The deep power of an indifferent universe also features in “Graveyard Shift,” which explores maliciousness and human motivation. In this story, that power manifests as the inexorable process of evolution, which creates mutated rat monstrosities. When confronted with this power, the characters can do little but turn their incomprehension and suffering into antagonism against one another. Written while King was in college, “Graveyard Shift” examines the tension between college-educated people and the blue-collar community they wish to escape from. It is Hall’s ability to observe and perform research that empowers him to lure Warwick to his death. King depicts a type of class-warfare but suggests that in an indifferent cosmos, there are no winners. However, the message remains: Humans, facing the maliciousness of a universe they cannot understand or communicate with, will turn on each other as quickly as hungry, trapped rats.


Nostalgia, one of humans’ primary sanctuaries against the bewildering universe, is examined in “Night Surf.” This story affords much of its attention to the nature of human relationships, as well as maliciousness and human motivation. Against the backdrop of a pandemic, King explores what bonds people to one another. Society has crumbled, but the strangers come together for a moment of shared purpose: the immolation of an infected man. No one seems disturbed by the action, and in this distance from their humanity, King locates his perspective. With its bonfires, interpersonal drama, and seaside heart-to-hearts, the story contains elements of a typical adolescent beach vacation (something that many of the characters are trying to emulate to comfort themselves). Each of these elements, however, becomes darkly ironic and inevitably points back to the disaster that has consumed the world. Their heart-to-hearts are admissions of infection, their interpersonal dramas involve life-and-death stakes, and their bonfire burns another human alive. Amidst the nostalgia are reminders of the vast power of the mutating virus. King’s depiction of human “togetherness” cast against this backdrop is pessimistic.
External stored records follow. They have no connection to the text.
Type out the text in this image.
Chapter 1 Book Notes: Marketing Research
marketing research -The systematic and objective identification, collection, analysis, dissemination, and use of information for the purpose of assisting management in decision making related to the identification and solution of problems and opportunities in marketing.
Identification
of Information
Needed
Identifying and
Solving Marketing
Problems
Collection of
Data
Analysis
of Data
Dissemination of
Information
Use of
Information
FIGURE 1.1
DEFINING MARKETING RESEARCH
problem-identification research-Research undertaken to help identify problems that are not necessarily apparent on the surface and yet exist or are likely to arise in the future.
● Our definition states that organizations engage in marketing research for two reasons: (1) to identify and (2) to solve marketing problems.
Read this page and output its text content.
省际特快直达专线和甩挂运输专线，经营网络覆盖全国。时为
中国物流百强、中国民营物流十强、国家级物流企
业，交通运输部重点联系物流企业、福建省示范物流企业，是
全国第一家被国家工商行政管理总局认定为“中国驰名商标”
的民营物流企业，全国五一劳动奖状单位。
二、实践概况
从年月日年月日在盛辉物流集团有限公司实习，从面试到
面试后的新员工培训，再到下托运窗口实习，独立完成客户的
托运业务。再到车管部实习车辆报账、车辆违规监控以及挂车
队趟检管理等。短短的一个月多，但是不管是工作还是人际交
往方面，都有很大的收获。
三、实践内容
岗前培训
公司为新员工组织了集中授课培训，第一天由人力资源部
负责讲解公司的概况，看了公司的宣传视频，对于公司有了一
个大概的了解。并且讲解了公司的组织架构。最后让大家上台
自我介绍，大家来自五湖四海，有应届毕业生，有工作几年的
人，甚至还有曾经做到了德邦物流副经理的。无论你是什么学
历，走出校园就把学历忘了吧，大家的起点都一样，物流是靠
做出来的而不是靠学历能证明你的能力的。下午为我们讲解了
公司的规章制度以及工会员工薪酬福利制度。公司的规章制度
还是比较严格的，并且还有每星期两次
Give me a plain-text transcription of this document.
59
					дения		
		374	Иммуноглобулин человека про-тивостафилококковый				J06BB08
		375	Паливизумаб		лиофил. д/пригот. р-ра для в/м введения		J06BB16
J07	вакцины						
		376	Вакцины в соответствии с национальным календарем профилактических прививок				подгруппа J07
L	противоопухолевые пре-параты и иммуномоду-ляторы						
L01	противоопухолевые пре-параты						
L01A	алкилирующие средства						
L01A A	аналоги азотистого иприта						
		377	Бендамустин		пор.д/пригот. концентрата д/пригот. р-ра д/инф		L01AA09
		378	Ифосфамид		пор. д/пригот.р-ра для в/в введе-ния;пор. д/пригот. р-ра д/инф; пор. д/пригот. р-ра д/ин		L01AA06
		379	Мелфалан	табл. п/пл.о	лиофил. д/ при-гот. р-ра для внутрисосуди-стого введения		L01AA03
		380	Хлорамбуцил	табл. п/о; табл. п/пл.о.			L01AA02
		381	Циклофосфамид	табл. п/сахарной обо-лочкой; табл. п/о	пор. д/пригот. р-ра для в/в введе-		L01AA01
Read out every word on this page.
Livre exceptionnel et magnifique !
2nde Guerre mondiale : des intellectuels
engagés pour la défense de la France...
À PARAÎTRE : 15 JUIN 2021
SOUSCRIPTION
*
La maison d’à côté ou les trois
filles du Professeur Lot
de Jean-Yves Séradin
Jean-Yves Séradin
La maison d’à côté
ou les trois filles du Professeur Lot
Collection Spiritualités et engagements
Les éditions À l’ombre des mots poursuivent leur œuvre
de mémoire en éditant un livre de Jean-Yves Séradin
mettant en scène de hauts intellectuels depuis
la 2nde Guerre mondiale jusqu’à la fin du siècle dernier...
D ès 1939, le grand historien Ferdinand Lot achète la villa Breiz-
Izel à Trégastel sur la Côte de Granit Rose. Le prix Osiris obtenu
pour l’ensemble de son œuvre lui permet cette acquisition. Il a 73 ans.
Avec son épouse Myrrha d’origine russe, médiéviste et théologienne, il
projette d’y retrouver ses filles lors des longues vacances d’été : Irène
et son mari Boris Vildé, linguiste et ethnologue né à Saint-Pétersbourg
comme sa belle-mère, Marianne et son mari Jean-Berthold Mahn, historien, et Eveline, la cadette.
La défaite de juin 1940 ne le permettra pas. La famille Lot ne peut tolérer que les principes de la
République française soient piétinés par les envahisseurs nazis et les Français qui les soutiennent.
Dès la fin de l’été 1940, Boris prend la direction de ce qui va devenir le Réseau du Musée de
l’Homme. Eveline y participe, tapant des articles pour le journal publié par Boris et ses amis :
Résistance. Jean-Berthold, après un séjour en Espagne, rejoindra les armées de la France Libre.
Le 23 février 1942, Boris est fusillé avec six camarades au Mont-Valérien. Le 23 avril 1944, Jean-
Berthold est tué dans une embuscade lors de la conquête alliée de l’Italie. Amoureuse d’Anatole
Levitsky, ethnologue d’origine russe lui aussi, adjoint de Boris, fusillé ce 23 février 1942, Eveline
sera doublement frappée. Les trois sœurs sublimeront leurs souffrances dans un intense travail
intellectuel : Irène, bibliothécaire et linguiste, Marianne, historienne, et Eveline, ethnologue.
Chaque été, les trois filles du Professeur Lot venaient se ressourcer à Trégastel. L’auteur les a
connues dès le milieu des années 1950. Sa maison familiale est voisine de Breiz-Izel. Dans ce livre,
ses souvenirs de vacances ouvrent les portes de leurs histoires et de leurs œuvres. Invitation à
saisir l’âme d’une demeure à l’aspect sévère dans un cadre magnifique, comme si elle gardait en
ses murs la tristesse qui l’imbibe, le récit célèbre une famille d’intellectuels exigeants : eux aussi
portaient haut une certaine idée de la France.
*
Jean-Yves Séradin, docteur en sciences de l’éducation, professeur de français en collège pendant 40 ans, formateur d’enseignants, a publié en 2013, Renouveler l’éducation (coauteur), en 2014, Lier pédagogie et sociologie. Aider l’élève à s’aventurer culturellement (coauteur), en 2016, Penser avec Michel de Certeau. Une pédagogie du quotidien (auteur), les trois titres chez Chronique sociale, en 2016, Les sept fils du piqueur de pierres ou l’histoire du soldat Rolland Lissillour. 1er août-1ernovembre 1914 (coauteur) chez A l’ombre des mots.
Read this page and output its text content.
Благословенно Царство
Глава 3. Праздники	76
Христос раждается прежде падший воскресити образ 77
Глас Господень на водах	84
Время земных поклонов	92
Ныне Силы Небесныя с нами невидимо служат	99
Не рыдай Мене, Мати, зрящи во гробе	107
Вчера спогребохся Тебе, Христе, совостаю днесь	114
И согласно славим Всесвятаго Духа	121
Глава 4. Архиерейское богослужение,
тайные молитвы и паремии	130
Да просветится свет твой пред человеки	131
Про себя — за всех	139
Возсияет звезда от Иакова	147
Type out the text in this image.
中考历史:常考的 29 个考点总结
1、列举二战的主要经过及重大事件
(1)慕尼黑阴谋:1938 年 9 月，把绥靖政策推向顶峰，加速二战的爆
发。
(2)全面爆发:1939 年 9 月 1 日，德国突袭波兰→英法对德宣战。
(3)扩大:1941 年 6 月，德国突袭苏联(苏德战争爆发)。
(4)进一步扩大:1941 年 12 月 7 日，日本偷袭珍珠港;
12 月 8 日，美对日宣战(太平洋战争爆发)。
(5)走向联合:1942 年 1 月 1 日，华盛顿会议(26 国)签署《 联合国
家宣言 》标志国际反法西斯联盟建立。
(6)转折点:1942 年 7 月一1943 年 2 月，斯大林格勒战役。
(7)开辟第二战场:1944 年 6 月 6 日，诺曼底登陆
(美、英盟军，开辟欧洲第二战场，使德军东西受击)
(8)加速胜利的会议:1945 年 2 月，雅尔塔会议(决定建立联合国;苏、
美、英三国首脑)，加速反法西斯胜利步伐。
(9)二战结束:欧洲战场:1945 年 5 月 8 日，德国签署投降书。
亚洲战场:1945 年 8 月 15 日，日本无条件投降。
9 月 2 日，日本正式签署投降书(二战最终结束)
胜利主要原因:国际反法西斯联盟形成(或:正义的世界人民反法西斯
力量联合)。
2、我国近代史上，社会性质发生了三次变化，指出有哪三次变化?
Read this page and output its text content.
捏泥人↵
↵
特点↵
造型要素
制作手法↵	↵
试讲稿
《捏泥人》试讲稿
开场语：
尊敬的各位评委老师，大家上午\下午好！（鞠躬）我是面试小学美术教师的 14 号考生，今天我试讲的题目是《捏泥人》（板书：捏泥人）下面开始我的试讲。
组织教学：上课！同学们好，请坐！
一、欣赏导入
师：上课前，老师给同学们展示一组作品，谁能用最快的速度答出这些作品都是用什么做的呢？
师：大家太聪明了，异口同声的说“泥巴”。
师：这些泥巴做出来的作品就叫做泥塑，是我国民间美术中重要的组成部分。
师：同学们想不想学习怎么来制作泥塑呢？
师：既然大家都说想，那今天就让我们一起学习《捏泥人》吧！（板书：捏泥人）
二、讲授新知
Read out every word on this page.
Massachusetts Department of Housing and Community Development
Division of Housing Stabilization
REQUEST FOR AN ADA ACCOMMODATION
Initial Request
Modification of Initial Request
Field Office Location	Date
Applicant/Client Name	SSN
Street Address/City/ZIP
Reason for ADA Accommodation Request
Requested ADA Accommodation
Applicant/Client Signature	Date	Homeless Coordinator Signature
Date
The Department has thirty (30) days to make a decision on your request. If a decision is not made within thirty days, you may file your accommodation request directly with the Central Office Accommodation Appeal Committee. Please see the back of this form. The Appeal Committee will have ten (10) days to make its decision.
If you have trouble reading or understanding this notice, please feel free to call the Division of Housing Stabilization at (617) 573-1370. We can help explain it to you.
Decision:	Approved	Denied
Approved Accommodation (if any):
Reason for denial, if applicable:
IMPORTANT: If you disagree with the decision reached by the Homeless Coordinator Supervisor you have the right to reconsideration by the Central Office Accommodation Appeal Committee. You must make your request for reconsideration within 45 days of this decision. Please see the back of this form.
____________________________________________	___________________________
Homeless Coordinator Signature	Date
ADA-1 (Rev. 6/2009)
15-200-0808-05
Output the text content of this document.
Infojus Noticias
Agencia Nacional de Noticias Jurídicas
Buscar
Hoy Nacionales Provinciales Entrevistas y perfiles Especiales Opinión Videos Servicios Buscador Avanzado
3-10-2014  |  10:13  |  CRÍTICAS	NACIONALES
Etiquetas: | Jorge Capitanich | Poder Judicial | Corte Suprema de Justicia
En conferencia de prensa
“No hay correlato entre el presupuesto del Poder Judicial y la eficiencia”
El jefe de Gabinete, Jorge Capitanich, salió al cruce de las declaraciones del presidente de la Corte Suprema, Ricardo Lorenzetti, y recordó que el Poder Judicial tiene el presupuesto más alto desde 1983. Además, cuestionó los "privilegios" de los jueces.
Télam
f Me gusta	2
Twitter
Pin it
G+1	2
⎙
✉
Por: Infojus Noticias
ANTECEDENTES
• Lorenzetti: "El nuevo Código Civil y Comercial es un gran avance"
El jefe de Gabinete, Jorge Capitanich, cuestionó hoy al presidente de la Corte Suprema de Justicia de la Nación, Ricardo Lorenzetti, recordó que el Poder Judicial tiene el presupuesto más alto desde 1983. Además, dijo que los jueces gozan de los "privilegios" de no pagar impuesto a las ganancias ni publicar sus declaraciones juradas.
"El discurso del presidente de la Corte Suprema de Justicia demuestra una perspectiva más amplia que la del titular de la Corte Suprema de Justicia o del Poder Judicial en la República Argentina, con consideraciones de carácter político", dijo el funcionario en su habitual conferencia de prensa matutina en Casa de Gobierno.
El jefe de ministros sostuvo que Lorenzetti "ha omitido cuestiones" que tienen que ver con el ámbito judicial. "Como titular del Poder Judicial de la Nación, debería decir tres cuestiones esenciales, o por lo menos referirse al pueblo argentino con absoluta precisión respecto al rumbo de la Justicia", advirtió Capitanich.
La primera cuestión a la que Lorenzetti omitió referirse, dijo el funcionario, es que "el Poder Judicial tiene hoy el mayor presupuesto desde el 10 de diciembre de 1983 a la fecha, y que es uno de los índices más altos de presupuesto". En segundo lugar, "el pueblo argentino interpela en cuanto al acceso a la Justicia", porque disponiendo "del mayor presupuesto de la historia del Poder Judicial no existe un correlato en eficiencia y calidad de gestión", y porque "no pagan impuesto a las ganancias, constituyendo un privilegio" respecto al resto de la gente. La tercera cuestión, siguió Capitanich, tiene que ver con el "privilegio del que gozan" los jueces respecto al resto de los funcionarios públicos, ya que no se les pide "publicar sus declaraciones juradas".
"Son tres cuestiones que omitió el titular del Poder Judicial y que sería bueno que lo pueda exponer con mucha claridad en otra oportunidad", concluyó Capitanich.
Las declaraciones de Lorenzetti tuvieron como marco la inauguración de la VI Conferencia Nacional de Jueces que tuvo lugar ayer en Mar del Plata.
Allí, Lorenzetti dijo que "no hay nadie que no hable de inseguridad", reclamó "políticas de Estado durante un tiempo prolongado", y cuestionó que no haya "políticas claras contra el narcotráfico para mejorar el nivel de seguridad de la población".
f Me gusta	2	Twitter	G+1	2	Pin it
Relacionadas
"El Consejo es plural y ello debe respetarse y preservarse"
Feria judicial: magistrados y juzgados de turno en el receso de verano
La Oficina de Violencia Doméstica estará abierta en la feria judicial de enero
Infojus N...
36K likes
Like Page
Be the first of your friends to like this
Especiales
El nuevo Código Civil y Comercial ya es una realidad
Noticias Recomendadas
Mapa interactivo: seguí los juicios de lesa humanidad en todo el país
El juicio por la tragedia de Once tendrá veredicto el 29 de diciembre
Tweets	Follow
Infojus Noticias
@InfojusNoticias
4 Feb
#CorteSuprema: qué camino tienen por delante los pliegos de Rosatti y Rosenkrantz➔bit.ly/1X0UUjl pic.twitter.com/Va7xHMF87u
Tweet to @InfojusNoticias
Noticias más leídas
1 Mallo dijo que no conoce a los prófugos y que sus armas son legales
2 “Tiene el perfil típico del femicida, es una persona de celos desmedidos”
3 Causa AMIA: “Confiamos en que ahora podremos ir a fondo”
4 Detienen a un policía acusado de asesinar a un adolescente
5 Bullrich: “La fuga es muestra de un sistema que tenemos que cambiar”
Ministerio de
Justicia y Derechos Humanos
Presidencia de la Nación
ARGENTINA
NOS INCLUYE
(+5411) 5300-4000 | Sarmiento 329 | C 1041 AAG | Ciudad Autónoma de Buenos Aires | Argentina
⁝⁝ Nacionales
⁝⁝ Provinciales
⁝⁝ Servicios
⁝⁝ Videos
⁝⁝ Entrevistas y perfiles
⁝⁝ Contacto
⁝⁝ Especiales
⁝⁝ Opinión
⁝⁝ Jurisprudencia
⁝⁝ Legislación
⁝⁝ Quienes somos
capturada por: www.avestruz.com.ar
“I Am the Doorway” more literally depicts the universe’s incomprehensibility. In seeing the world through alien eyes, Arthur cannot maintain the fiction that humans are more significant than other earthly animals. Although Arthur is paraplegic, the alien entity can control and animate his body. In the jarring moments when Arthur shares the alien consciousness, he becomes aware that human forms and human achievement can be perceived as grotesque and transitory. This depiction prompts readers to question their own assumptions of human sovereignty and societal righteousness. Readers witness Arthur’s alienation from his own body, and through this lens, King examines the liminal spaces of the mind. He suggests that the relationship between the conscious and unconscious mind is perhaps more antagonistic than people suspect. King casts human relationships—including one’s relationship with the self—as utterly unreliable. The story implies that humans are powerless against the coldly calculating entities who are far more at home in the uncaring universe.


In each of these stories, humans are fractious and incapable of dealing with the larger powers around them. Characters are at the whim of violent supernatural forces. King uses the motif of possession in “Jerusalem’s Lot” and “I Am the Doorway” to highlight this powerlessness. Similarly, King uses the motif of body weight in “Graveyard Shift” and “Night Surf” to illustrate human pettiness and to signify that even in extreme circumstances, humans resort to degradation over empathy. The first four stories present a cynical portrayal of humanity in a perpetual state of disintegration, much like the fading industrial societies around them.